An attempt to encourage virtuous behavior backfires

An ad on the side of the Muni subway in San Francisco. It seeks to create a little more social harmony by giving people a reason why they should be nice, in this instance, road users being more courteous to each others.

















It seems reasonable. Give as good as you get. A cosmic harmony of goodwill will be returned. But that's precisely the flaw. It creates an unsustainable expectation.
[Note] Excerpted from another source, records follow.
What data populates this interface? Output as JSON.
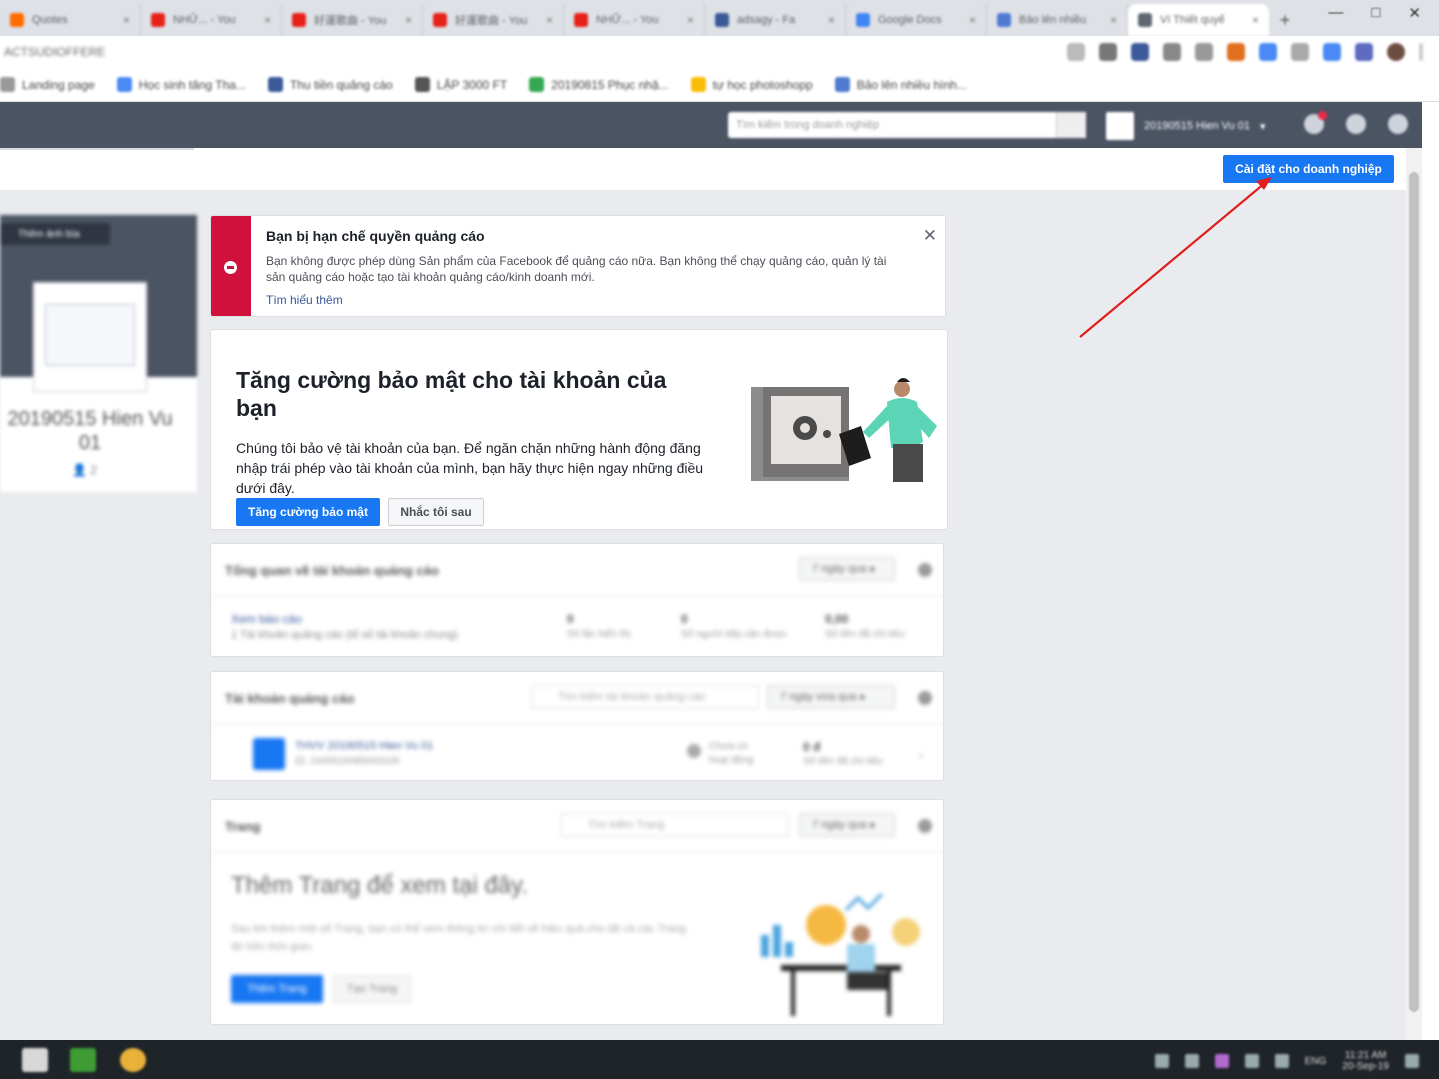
{
  "browser": {
    "tabs": [
      {
        "label": "Quotes",
        "color": "#ff6d00"
      },
      {
        "label": "NHỮ... - You",
        "color": "#e62117"
      },
      {
        "label": "好運歌曲 - You",
        "color": "#e62117"
      },
      {
        "label": "好運歌曲 - You",
        "color": "#e62117"
      },
      {
        "label": "NHỮ... - You",
        "color": "#e62117"
      },
      {
        "label": "adsagy - Fa",
        "color": "#3b5998"
      },
      {
        "label": "Google Docs",
        "color": "#4285f4"
      },
      {
        "label": "Bảo lên nhiều",
        "color": "#4e7ad1"
      },
      {
        "label": "Ví Thiết quyế",
        "color": "#606770"
      }
    ],
    "active_tab_index": 8,
    "url": "ACTSUDIOFFERE",
    "bookmarks": [
      {
        "label": "Landing page",
        "color": "#999"
      },
      {
        "label": "Học sinh tăng Tha...",
        "color": "#4a8af4"
      },
      {
        "label": "Thu tiền quảng cáo",
        "color": "#3b5998"
      },
      {
        "label": "LẬP 3000 FT",
        "color": "#555"
      },
      {
        "label": "20190815 Phục nhặ...",
        "color": "#34a853"
      },
      {
        "label": "tự học photoshopp",
        "color": "#fbbc05"
      },
      {
        "label": "Bảo lên nhiều hình...",
        "color": "#4e7ad1"
      }
    ]
  },
  "fb_header": {
    "search_placeholder": "Tìm kiếm trong doanh nghiệp",
    "account_name": "20190515 Hien Vu 01"
  },
  "subheader": {
    "business_settings_button": "Cài đặt cho doanh nghiệp"
  },
  "left_profile": {
    "cover_pill": "Thêm ảnh bìa",
    "name": "20190515 Hien Vu 01",
    "people_count": "2"
  },
  "alert": {
    "title": "Bạn bị hạn chế quyền quảng cáo",
    "body": "Bạn không được phép dùng Sản phẩm của Facebook để quảng cáo nữa. Bạn không thể chạy quảng cáo, quản lý tài sản quảng cáo hoặc tạo tài khoản quảng cáo/kinh doanh mới.",
    "learn_more": "Tìm hiểu thêm",
    "color": "#d0113b"
  },
  "security": {
    "title": "Tăng cường bảo mật cho tài khoản của bạn",
    "body": "Chúng tôi bảo vệ tài khoản của bạn. Để ngăn chặn những hành động đăng nhập trái phép vào tài khoản của mình, bạn hãy thực hiện ngay những điều dưới đây.",
    "primary_button": "Tăng cường bảo mật",
    "secondary_button": "Nhắc tôi sau"
  },
  "overview": {
    "title": "Tổng quan về tài khoản quảng cáo",
    "period": "7 ngày qua",
    "report_link": "Xem báo cáo",
    "report_desc": "1 Tài khoản quảng cáo (tổ số tài khoản chung)",
    "stats": [
      {
        "value": "0",
        "label": "Số lần hiển thị"
      },
      {
        "value": "0",
        "label": "Số người tiếp cận được"
      },
      {
        "value": "0,00",
        "label": "Số tiền đã chi tiêu"
      }
    ]
  },
  "ad_accounts": {
    "title": "Tài khoản quảng cáo",
    "search_placeholder": "Tìm kiếm tài khoản quảng cáo",
    "filter": "7 ngày vừa qua",
    "account_name": "THVV 20190515 Hien Vu 01",
    "account_id": "ID: 2440516085003105",
    "status": "Chưa có hoạt động",
    "spend": "0 đ",
    "spend_label": "Số tiền đã chi tiêu"
  },
  "pages": {
    "title": "Trang",
    "search_placeholder": "Tìm kiếm Trang",
    "filter": "7 ngày qua",
    "empty_title": "Thêm Trang để xem tại đây.",
    "empty_body": "Sau khi thêm một số Trang, bạn có thể xem thông tin chi tiết về hiệu quả cho tất cả các Trang đó trên thời gian.",
    "add_button": "Thêm Trang",
    "create_button": "Tạo Trang"
  },
  "taskbar": {
    "time": "11:21 AM",
    "date": "20-Sep-19",
    "lang": "ENG"
  }
}
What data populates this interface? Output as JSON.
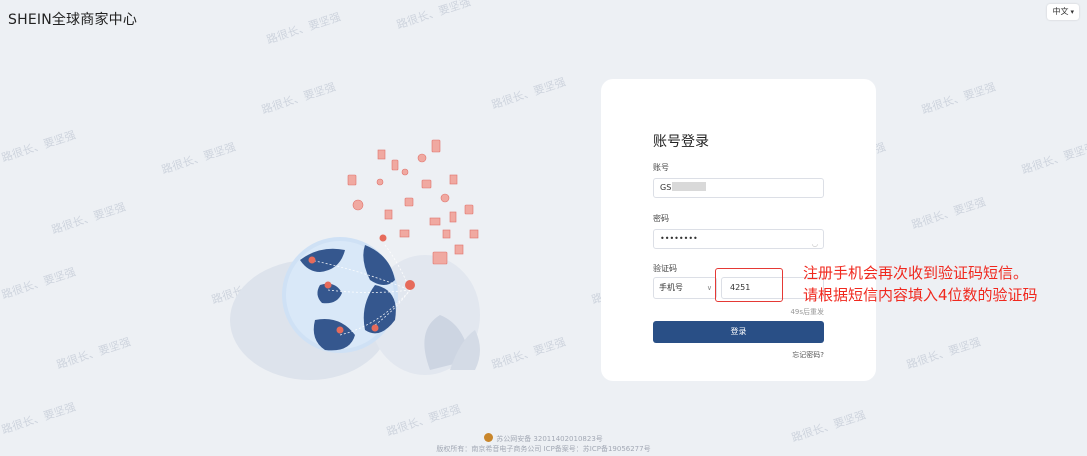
{
  "brand": {
    "title": "SHEIN全球商家中心"
  },
  "language": {
    "label": "中文"
  },
  "watermark": {
    "text": "路很长、要坚强"
  },
  "login": {
    "title": "账号登录",
    "account_label": "账号",
    "account_value": "GS",
    "password_label": "密码",
    "password_value": "••••••••",
    "code_label": "验证码",
    "code_method": "手机号",
    "code_value": "4251",
    "resend": "49s后重发",
    "submit": "登录",
    "forgot": "忘记密码?"
  },
  "annotation": {
    "line1": "注册手机会再次收到验证码短信。",
    "line2": "请根据短信内容填入4位数的验证码",
    "color": "#f0281e"
  },
  "footer": {
    "police": "苏公网安备 32011402010823号",
    "copyright": "版权所有：南京希音电子商务公司  ICP备案号：苏ICP备19056277号"
  },
  "colors": {
    "primary": "#294f86",
    "background": "#edf0f4"
  }
}
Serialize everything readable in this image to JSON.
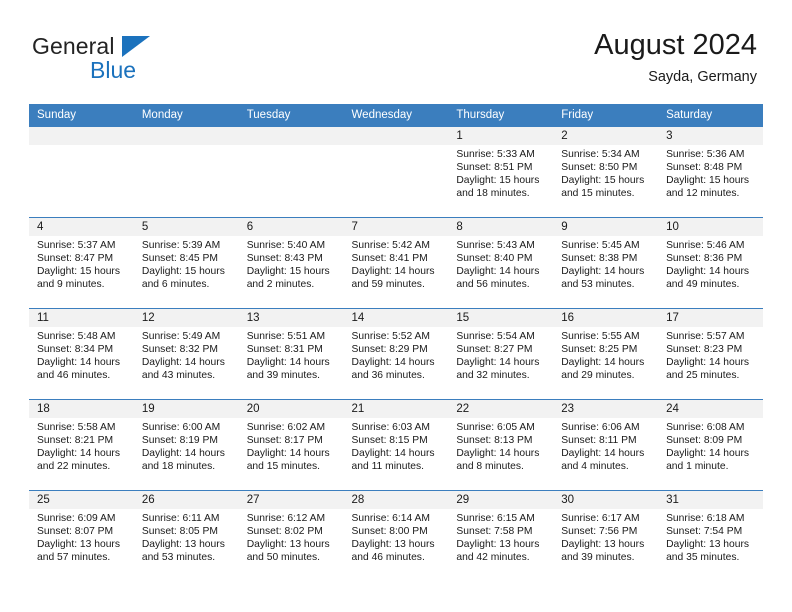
{
  "brand": {
    "name_part1": "General",
    "name_part2": "Blue",
    "flag_icon": "blue-triangle-flag-icon",
    "accent_color": "#1b72bd"
  },
  "header": {
    "title": "August 2024",
    "subtitle": "Sayda, Germany"
  },
  "theme": {
    "header_row_bg": "#3b7ebe",
    "day_band_bg": "#f2f2f2",
    "row_separator": "#3b7ebe",
    "text": "#1a1a1a"
  },
  "weekday_headers": [
    "Sunday",
    "Monday",
    "Tuesday",
    "Wednesday",
    "Thursday",
    "Friday",
    "Saturday"
  ],
  "labels": {
    "sunrise_prefix": "Sunrise:",
    "sunset_prefix": "Sunset:",
    "daylight_prefix": "Daylight:"
  },
  "weeks": [
    [
      {
        "day": "",
        "empty": true,
        "line1": "",
        "line2": "",
        "line3": "",
        "line4": ""
      },
      {
        "day": "",
        "empty": true,
        "line1": "",
        "line2": "",
        "line3": "",
        "line4": ""
      },
      {
        "day": "",
        "empty": true,
        "line1": "",
        "line2": "",
        "line3": "",
        "line4": ""
      },
      {
        "day": "",
        "empty": true,
        "line1": "",
        "line2": "",
        "line3": "",
        "line4": ""
      },
      {
        "day": "1",
        "empty": false,
        "line1": "Sunrise: 5:33 AM",
        "line2": "Sunset: 8:51 PM",
        "line3": "Daylight: 15 hours",
        "line4": "and 18 minutes."
      },
      {
        "day": "2",
        "empty": false,
        "line1": "Sunrise: 5:34 AM",
        "line2": "Sunset: 8:50 PM",
        "line3": "Daylight: 15 hours",
        "line4": "and 15 minutes."
      },
      {
        "day": "3",
        "empty": false,
        "line1": "Sunrise: 5:36 AM",
        "line2": "Sunset: 8:48 PM",
        "line3": "Daylight: 15 hours",
        "line4": "and 12 minutes."
      }
    ],
    [
      {
        "day": "4",
        "empty": false,
        "line1": "Sunrise: 5:37 AM",
        "line2": "Sunset: 8:47 PM",
        "line3": "Daylight: 15 hours",
        "line4": "and 9 minutes."
      },
      {
        "day": "5",
        "empty": false,
        "line1": "Sunrise: 5:39 AM",
        "line2": "Sunset: 8:45 PM",
        "line3": "Daylight: 15 hours",
        "line4": "and 6 minutes."
      },
      {
        "day": "6",
        "empty": false,
        "line1": "Sunrise: 5:40 AM",
        "line2": "Sunset: 8:43 PM",
        "line3": "Daylight: 15 hours",
        "line4": "and 2 minutes."
      },
      {
        "day": "7",
        "empty": false,
        "line1": "Sunrise: 5:42 AM",
        "line2": "Sunset: 8:41 PM",
        "line3": "Daylight: 14 hours",
        "line4": "and 59 minutes."
      },
      {
        "day": "8",
        "empty": false,
        "line1": "Sunrise: 5:43 AM",
        "line2": "Sunset: 8:40 PM",
        "line3": "Daylight: 14 hours",
        "line4": "and 56 minutes."
      },
      {
        "day": "9",
        "empty": false,
        "line1": "Sunrise: 5:45 AM",
        "line2": "Sunset: 8:38 PM",
        "line3": "Daylight: 14 hours",
        "line4": "and 53 minutes."
      },
      {
        "day": "10",
        "empty": false,
        "line1": "Sunrise: 5:46 AM",
        "line2": "Sunset: 8:36 PM",
        "line3": "Daylight: 14 hours",
        "line4": "and 49 minutes."
      }
    ],
    [
      {
        "day": "11",
        "empty": false,
        "line1": "Sunrise: 5:48 AM",
        "line2": "Sunset: 8:34 PM",
        "line3": "Daylight: 14 hours",
        "line4": "and 46 minutes."
      },
      {
        "day": "12",
        "empty": false,
        "line1": "Sunrise: 5:49 AM",
        "line2": "Sunset: 8:32 PM",
        "line3": "Daylight: 14 hours",
        "line4": "and 43 minutes."
      },
      {
        "day": "13",
        "empty": false,
        "line1": "Sunrise: 5:51 AM",
        "line2": "Sunset: 8:31 PM",
        "line3": "Daylight: 14 hours",
        "line4": "and 39 minutes."
      },
      {
        "day": "14",
        "empty": false,
        "line1": "Sunrise: 5:52 AM",
        "line2": "Sunset: 8:29 PM",
        "line3": "Daylight: 14 hours",
        "line4": "and 36 minutes."
      },
      {
        "day": "15",
        "empty": false,
        "line1": "Sunrise: 5:54 AM",
        "line2": "Sunset: 8:27 PM",
        "line3": "Daylight: 14 hours",
        "line4": "and 32 minutes."
      },
      {
        "day": "16",
        "empty": false,
        "line1": "Sunrise: 5:55 AM",
        "line2": "Sunset: 8:25 PM",
        "line3": "Daylight: 14 hours",
        "line4": "and 29 minutes."
      },
      {
        "day": "17",
        "empty": false,
        "line1": "Sunrise: 5:57 AM",
        "line2": "Sunset: 8:23 PM",
        "line3": "Daylight: 14 hours",
        "line4": "and 25 minutes."
      }
    ],
    [
      {
        "day": "18",
        "empty": false,
        "line1": "Sunrise: 5:58 AM",
        "line2": "Sunset: 8:21 PM",
        "line3": "Daylight: 14 hours",
        "line4": "and 22 minutes."
      },
      {
        "day": "19",
        "empty": false,
        "line1": "Sunrise: 6:00 AM",
        "line2": "Sunset: 8:19 PM",
        "line3": "Daylight: 14 hours",
        "line4": "and 18 minutes."
      },
      {
        "day": "20",
        "empty": false,
        "line1": "Sunrise: 6:02 AM",
        "line2": "Sunset: 8:17 PM",
        "line3": "Daylight: 14 hours",
        "line4": "and 15 minutes."
      },
      {
        "day": "21",
        "empty": false,
        "line1": "Sunrise: 6:03 AM",
        "line2": "Sunset: 8:15 PM",
        "line3": "Daylight: 14 hours",
        "line4": "and 11 minutes."
      },
      {
        "day": "22",
        "empty": false,
        "line1": "Sunrise: 6:05 AM",
        "line2": "Sunset: 8:13 PM",
        "line3": "Daylight: 14 hours",
        "line4": "and 8 minutes."
      },
      {
        "day": "23",
        "empty": false,
        "line1": "Sunrise: 6:06 AM",
        "line2": "Sunset: 8:11 PM",
        "line3": "Daylight: 14 hours",
        "line4": "and 4 minutes."
      },
      {
        "day": "24",
        "empty": false,
        "line1": "Sunrise: 6:08 AM",
        "line2": "Sunset: 8:09 PM",
        "line3": "Daylight: 14 hours",
        "line4": "and 1 minute."
      }
    ],
    [
      {
        "day": "25",
        "empty": false,
        "line1": "Sunrise: 6:09 AM",
        "line2": "Sunset: 8:07 PM",
        "line3": "Daylight: 13 hours",
        "line4": "and 57 minutes."
      },
      {
        "day": "26",
        "empty": false,
        "line1": "Sunrise: 6:11 AM",
        "line2": "Sunset: 8:05 PM",
        "line3": "Daylight: 13 hours",
        "line4": "and 53 minutes."
      },
      {
        "day": "27",
        "empty": false,
        "line1": "Sunrise: 6:12 AM",
        "line2": "Sunset: 8:02 PM",
        "line3": "Daylight: 13 hours",
        "line4": "and 50 minutes."
      },
      {
        "day": "28",
        "empty": false,
        "line1": "Sunrise: 6:14 AM",
        "line2": "Sunset: 8:00 PM",
        "line3": "Daylight: 13 hours",
        "line4": "and 46 minutes."
      },
      {
        "day": "29",
        "empty": false,
        "line1": "Sunrise: 6:15 AM",
        "line2": "Sunset: 7:58 PM",
        "line3": "Daylight: 13 hours",
        "line4": "and 42 minutes."
      },
      {
        "day": "30",
        "empty": false,
        "line1": "Sunrise: 6:17 AM",
        "line2": "Sunset: 7:56 PM",
        "line3": "Daylight: 13 hours",
        "line4": "and 39 minutes."
      },
      {
        "day": "31",
        "empty": false,
        "line1": "Sunrise: 6:18 AM",
        "line2": "Sunset: 7:54 PM",
        "line3": "Daylight: 13 hours",
        "line4": "and 35 minutes."
      }
    ]
  ]
}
If we are encouraged to behave in a specific way from a literal expectation of reciprocity, then when it doesn't happen the behavior will collapse.

The strategically smarter approach would have been to create value that's not so literally dependent on other people's cooperation.

The Liberty Mutual Campaign in a case in point. (Let's put aside the issue of how feasible it is for an insurance company to build its business on a platform of responsibility when the underlying format of a policy and the claim resolution experience are destined to violate it and therefore dash expectations it has helped create.) If this kind of approach had been leveraged for 'social issue' communication, we at OFD think it would have been more compelling.

The premise of the Liberty Mutual commercial is of people doing some small act of good for the sake of it, which happens to be seen and inspires people to copy, in a 'Pay It Forward' kind of way. Enacting the behavior does not require reciprocity. The motivation to give comes from an acknowledgment and understanding of life's interdependency, one in which we might not be aware of how the connections are made, but taps into the truth that they are, and that it benefits us. So it gracefully dodges the flat-footed rationality of literal reciprocity which the 'social issue' communication is rooted in and which trips it up.